The action says “individuals employed by organizations whose activities have a substantial illegal purpose” will no longer be eligible for the program, known as PSLF. It comes three weeks after Education Secretary Linda McMahon said at her Senate confirmation hearing she would keep the program intact.
Created by Congress, PSLF forgives the federal loan balances of borrowers who work in public sector jobs, including nonprofit organizations, after they have made 10 years of payments while working for their qualifying employer.
The executive action directs McMahon to redefine “public service” in a manner that “excludes organizations that engage in activities that have a substantial illegal purpose.”
Among the activities listed are: support for terrorism; child abuse, including “the chemical and surgical castration or mutilation of children or the trafficking of children to so-called transgender sanctuary”; “aiding and abetting illegal discrimination”; violating federal immigration laws; and state law violations such as “trespassing, disorderly conduct, public nuisance, vandalism, and obstruction of highways.”
Critics say that represents an attack on the free speech rights of borrowers, and on organizations that engage in activities that conflict with the administration’s agenda.
“What is happening is that debt is being used to scare hardworking public service workers from serving the most vulnerable members of our society, or speaking out against the Trump Administration’s radical agenda,” says Persis Yu, deputy executive director and managing counsel at the Student Borrower Protection Center.
Written into the PSLF law, signed by President George W. Bush in 2007, is a description of the types of public service employees who are eligible.

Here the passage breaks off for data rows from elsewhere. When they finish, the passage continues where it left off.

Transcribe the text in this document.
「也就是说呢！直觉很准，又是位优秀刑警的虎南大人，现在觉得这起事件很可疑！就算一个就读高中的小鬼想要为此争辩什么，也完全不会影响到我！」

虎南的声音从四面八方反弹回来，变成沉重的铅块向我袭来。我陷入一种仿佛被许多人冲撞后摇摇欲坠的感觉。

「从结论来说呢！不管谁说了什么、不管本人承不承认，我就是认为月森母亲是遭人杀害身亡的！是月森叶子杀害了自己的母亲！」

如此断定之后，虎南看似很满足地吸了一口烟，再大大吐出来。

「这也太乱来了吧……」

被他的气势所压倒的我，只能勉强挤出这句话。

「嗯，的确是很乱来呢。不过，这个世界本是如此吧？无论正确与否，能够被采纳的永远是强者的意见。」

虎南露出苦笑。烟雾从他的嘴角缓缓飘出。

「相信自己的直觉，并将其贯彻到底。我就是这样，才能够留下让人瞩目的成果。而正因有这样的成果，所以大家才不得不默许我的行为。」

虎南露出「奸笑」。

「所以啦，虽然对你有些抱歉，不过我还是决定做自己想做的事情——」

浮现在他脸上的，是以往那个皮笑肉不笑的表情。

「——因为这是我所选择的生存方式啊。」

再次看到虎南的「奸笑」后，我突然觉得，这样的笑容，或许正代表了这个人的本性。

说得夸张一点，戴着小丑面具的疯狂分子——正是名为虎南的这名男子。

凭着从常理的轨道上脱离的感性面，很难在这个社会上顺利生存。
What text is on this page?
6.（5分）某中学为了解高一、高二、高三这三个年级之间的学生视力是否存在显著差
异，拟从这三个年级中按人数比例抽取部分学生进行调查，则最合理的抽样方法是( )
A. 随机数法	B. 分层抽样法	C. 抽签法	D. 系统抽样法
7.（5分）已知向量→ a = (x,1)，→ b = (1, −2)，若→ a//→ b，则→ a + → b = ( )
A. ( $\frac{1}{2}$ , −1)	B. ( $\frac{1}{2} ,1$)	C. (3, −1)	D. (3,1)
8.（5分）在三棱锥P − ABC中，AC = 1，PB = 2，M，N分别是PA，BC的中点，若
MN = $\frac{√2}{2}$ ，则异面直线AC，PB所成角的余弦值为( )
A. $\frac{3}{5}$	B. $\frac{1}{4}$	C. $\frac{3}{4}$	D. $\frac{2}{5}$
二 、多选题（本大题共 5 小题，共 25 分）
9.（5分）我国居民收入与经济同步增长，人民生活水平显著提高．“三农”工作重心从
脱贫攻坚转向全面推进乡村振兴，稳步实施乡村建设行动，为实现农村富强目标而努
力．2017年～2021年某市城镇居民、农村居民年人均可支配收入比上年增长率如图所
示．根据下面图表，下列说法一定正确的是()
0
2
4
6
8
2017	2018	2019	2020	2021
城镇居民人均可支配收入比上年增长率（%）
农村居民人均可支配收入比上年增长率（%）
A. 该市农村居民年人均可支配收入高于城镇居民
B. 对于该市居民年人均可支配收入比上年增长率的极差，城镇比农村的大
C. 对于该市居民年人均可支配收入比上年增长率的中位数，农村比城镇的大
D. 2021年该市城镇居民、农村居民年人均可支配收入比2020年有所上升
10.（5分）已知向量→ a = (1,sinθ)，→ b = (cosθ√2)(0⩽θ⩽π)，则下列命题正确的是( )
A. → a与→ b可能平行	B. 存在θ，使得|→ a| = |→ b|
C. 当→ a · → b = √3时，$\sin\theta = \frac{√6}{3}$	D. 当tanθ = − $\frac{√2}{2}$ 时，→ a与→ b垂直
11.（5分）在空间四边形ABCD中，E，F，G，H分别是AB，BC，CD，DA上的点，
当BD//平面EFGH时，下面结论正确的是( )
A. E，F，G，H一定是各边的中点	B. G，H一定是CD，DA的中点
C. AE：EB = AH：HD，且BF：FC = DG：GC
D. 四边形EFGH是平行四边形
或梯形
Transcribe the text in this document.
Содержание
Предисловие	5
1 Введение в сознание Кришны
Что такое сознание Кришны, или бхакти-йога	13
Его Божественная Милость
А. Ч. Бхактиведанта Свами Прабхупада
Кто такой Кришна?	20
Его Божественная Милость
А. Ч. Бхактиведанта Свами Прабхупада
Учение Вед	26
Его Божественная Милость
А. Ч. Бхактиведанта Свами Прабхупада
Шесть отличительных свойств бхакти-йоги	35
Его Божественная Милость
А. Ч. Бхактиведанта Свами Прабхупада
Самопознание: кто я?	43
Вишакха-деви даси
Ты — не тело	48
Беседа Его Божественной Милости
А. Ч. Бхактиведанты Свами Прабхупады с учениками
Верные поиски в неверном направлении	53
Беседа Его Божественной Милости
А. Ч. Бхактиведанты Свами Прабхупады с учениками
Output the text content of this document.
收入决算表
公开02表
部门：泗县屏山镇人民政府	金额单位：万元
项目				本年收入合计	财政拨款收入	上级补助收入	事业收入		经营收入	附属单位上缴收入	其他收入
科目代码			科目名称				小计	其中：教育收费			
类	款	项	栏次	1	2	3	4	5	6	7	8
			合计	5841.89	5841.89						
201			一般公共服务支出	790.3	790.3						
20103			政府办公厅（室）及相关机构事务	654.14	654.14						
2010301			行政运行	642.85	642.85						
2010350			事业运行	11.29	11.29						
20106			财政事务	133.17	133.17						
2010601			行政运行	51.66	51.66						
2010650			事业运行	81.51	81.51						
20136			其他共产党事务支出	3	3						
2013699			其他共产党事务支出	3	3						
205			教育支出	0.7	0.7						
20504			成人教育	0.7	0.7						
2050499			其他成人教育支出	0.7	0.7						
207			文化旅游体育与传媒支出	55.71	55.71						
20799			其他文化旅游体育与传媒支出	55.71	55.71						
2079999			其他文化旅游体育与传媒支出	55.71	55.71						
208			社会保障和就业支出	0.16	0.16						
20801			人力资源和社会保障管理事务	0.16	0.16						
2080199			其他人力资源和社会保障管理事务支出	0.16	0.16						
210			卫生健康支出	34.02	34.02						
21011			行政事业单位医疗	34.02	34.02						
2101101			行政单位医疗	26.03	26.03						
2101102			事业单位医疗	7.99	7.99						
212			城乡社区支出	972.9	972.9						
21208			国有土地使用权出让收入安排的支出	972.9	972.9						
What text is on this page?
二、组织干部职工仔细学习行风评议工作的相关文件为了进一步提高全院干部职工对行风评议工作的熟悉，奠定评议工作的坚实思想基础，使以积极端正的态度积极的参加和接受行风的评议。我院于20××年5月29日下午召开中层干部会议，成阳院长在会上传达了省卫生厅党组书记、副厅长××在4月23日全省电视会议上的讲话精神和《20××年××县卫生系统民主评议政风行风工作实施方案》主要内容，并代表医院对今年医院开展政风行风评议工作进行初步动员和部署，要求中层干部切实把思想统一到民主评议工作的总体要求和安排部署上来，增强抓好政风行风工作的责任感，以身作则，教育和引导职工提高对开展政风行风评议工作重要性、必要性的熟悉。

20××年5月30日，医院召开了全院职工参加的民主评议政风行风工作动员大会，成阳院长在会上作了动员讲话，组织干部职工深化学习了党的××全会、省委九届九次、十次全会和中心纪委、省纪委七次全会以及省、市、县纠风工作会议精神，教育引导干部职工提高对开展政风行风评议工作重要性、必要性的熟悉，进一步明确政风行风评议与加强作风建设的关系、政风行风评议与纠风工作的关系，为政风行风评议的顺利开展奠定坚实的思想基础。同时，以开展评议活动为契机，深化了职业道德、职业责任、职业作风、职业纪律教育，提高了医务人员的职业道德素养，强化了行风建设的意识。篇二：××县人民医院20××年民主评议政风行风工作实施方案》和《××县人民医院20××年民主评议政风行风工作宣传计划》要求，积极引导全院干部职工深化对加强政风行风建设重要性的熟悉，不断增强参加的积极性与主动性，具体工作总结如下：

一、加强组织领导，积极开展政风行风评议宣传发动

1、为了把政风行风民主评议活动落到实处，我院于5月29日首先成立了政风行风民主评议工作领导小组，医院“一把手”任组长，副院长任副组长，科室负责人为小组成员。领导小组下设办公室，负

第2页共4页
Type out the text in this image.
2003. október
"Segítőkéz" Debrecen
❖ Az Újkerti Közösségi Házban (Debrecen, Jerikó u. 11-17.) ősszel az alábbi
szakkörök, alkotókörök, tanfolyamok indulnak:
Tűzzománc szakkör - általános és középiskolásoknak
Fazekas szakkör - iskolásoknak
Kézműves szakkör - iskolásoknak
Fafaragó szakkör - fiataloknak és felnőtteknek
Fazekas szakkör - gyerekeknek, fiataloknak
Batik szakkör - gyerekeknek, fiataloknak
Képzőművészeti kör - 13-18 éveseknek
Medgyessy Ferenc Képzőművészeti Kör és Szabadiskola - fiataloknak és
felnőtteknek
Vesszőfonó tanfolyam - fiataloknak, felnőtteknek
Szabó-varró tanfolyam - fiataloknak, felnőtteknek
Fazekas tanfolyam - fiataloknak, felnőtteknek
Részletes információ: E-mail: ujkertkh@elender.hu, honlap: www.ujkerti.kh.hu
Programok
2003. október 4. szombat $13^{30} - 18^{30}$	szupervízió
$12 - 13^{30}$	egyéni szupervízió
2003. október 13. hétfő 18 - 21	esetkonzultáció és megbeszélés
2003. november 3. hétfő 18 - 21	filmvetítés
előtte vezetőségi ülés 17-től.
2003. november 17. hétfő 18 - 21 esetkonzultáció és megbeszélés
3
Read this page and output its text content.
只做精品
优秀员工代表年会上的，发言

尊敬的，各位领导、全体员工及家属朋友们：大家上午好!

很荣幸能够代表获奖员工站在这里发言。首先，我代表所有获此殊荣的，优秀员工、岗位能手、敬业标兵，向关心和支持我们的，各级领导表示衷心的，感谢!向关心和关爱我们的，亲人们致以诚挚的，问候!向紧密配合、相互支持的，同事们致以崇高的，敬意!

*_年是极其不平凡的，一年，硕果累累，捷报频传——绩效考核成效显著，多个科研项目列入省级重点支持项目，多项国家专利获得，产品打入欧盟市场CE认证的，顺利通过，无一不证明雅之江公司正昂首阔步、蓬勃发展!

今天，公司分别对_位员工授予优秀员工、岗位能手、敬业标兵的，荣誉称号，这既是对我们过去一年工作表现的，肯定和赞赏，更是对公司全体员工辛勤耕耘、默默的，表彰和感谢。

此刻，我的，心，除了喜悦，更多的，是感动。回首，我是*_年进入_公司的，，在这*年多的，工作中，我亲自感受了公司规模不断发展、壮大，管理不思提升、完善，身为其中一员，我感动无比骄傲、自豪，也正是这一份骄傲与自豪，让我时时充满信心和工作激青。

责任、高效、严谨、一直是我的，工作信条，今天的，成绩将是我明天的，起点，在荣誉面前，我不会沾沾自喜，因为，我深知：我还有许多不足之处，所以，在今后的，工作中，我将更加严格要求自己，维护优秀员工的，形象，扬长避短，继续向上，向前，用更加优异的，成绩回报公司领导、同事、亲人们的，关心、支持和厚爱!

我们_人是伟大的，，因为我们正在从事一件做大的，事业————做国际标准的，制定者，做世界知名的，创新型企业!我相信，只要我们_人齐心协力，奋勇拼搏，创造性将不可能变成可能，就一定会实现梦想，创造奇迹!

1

Yu says it would take a lengthy federal rulemaking process to change those eligibility requirements.
Secretary McMahon and the White House could take steps to re-regulate the law. That’s what the Biden administration did in 2021, when it expanded the rules of PSLF.
One result of those changes was a boom in loan forgiveness. In January, toward the end of Biden’s term, the department announced in a statement that the “total number of borrowers approved for PSLF is now 1,069,000 and $78.46 billion.
On the other hand, at the beginning of the Biden-Harris Administration, only 7,000 borrowers had been granted PSLF.
Despite avenues for the Trump administration to regulate the administration of PSLF, Yu explains that the president lacks the authority to redefine the law and determine eligibility through executive action.
“These borrowers have entered into agreements with the Department of Education that include the right to public service loan forgiveness,” says Yu, predicting potential legal challenges to the executive action.
PSLF has faced challenges in its history. According to a 2018 review by the U.S. Government Accountability Office, borrowers often struggled to determine if their employment qualified for PSLF due to the Education Department not providing a list of eligible employers to the managing company.
In the same year, NPR reported that federal data indicated a 99% denial rate for PSLF loan forgiveness applications.